02 GEN – Secondo i dati pubblicati su Epidemiologia e Prevenzione, a fine 2010 erano presenti 105 programmi di screening colorettale, di cui 9 attivati proprio nel corso dell’anno, per un’estensione su scala nazionale dello screening pari al 65% della popolazione eleggibile di età compresa tra i 50 e i 69 anni. In dodici Regioni e nella Provincia autonoma di Trento gli screening sono estesi a tutta la popolazione bersaglio, mentre nell’Italia del Sud e Isole sono stati attivati cinque nuovi programmi, con un’estensione del 29%.

Complessivamente sono state invitate allo screening con la ricerca del sangue occulto fecale immunochimico (SOF) circa 3.404.000 persone, pari al 47,2% della popolazione target da invitare nell’anno. I soggetti che nel 2010 hanno eseguito il SOF sono stati 1.568.796, con un’adesione aggiustata all’invito del 48%. Sono state registrate notevoli differenze di adesione tra Regioni. Il 10% dei programmi ha valori inferiori al 24%. La proporzione di positivi è stata del 5,5% nei soggetti al primo esame di screening e del 4,3% agli esami successivi. L’adesione alla colonscopia delle persone con SOF+ è stata dell’81,4%, con valori inferiori al 70% in una sola Regione. Complessivamente è stato classificato come completo l’88,7% delle colonscopie eseguite nel 2010.
Tra i 740.281 soggetti al primo esame di screening il tasso di identificazione dei carcinomi è stato del 2,4 ogni 1.000 screenati e quello degli adenomi avanzati dell’10,3‰. I tassi di identificazione sono maggiori nei maschi rispetto alle femmine e aumentano progressivamente con l’età in entrambi i sessi. Come atteso, tassi di identificazione più bassi (1,2‰ e 7,6‰ per carcinomi e adenomi avanzati, rispettivamente) sono stati registrati negli 843.204 soggetti presentatisi a episodi di screening successivi al primo.

Molti programmi hanno riportato serie difficoltà a garantire in tempi brevi la colonscopia in caso di positività al SOF: circa un sesto delle persone ha dovuto attendere più di due mesi (16%).

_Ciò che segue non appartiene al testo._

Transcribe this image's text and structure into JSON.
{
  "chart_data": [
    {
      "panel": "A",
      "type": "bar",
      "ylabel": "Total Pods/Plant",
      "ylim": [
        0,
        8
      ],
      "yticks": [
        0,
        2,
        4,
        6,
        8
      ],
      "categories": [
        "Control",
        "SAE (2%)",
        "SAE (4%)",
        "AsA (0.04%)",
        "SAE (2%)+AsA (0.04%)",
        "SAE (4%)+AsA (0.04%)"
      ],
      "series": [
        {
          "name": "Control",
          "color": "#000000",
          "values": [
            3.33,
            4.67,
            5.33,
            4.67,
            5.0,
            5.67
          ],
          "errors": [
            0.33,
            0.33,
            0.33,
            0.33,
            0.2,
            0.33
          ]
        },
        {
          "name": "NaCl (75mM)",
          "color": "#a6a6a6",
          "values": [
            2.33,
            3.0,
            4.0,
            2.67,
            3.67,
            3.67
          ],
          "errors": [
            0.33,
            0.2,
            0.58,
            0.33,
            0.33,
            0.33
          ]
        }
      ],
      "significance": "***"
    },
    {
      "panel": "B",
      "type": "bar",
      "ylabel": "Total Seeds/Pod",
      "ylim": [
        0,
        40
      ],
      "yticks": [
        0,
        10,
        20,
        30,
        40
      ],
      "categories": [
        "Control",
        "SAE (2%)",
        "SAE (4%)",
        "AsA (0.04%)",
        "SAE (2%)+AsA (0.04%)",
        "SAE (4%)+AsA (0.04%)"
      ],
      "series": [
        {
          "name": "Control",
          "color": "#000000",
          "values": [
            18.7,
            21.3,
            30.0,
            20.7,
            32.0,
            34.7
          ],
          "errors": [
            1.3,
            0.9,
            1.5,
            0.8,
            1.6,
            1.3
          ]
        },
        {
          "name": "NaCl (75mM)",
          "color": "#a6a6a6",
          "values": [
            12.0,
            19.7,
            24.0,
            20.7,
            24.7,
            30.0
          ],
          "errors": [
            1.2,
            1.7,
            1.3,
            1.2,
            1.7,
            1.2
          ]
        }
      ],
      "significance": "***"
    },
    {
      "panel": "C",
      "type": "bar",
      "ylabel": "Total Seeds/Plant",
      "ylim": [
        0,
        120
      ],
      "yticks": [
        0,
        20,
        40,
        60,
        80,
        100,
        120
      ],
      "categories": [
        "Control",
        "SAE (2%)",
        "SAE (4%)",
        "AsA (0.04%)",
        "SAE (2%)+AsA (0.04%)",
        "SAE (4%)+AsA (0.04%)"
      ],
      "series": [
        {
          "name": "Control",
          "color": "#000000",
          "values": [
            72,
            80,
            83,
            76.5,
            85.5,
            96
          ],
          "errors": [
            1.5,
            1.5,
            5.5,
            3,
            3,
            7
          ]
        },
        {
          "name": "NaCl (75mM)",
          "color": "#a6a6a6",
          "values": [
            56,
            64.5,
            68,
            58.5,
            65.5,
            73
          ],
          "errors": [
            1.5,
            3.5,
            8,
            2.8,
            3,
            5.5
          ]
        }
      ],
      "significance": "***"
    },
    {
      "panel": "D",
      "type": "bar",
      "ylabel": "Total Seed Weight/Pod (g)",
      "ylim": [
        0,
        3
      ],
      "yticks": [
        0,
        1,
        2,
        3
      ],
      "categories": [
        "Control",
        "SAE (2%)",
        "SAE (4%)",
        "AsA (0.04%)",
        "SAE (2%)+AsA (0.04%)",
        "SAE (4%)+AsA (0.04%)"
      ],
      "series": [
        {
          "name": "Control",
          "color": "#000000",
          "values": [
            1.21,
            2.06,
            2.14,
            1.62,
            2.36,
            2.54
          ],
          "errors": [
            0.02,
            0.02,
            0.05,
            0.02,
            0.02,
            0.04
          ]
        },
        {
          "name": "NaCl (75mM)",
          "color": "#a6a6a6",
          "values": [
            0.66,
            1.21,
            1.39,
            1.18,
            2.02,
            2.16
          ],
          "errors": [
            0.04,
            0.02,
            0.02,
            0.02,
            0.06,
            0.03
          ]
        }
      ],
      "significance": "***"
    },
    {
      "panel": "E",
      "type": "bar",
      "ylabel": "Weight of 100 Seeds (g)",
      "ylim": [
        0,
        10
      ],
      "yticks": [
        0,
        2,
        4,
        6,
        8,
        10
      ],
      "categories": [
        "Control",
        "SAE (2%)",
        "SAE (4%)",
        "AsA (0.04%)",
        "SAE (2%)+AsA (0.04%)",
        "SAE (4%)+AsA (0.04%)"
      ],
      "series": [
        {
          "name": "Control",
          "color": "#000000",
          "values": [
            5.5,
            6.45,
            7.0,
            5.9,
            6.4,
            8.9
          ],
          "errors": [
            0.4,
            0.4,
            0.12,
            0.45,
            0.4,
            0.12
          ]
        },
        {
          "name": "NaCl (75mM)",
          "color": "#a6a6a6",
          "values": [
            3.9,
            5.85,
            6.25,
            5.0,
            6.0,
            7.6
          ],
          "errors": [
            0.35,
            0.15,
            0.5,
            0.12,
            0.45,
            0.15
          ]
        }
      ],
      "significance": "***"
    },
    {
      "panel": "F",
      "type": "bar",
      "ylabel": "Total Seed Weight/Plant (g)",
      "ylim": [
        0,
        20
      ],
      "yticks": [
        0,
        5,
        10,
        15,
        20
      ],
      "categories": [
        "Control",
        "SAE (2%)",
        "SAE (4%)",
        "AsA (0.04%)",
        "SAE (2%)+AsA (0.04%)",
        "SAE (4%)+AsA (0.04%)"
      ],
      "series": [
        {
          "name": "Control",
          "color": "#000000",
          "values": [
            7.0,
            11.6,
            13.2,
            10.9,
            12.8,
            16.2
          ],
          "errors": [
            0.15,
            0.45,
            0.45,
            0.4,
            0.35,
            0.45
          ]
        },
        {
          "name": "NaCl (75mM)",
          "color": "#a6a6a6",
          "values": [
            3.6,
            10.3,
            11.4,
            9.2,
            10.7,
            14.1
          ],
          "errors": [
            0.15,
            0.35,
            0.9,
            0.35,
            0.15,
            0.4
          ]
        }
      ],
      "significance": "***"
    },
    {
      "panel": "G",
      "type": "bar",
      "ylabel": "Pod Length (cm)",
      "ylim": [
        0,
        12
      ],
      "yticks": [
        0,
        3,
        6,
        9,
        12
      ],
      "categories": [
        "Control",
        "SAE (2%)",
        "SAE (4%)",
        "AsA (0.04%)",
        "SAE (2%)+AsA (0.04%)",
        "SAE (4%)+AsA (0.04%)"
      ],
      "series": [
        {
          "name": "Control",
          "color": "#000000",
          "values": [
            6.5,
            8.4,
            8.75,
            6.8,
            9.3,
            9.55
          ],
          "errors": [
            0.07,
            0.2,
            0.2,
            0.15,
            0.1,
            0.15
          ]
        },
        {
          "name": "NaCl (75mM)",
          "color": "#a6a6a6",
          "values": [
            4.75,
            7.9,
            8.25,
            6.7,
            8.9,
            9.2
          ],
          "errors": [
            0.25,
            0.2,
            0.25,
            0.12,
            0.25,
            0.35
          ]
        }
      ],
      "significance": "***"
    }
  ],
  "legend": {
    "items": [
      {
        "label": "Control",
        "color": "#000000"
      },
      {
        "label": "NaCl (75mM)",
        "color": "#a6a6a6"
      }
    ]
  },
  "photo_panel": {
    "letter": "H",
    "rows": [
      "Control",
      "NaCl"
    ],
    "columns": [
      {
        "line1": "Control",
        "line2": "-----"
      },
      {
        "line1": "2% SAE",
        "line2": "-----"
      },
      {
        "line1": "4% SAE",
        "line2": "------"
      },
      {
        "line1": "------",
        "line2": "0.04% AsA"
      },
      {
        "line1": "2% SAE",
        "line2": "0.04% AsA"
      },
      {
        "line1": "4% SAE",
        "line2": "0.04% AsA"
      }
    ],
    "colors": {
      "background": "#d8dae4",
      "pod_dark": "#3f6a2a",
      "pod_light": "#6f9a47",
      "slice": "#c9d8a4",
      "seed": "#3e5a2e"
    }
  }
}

Nove programmi hanno proposto come test di primo livello la rettosigmoidoscopia (RS) a singole coorti di età (58/60enni). Nel 2010 hanno esaminato 13.629 persone, con un’adesione aggiustata all’invito del 24%. E’ stato classificato come completo l’87% delle RS. Sono stati inviati ad approfondimento colonscopico il 9,5% degli screenati e sono stati diagnosticati 2,8 carcinomi e 40,6 adenomi avanzati ogni 1.000 screenati.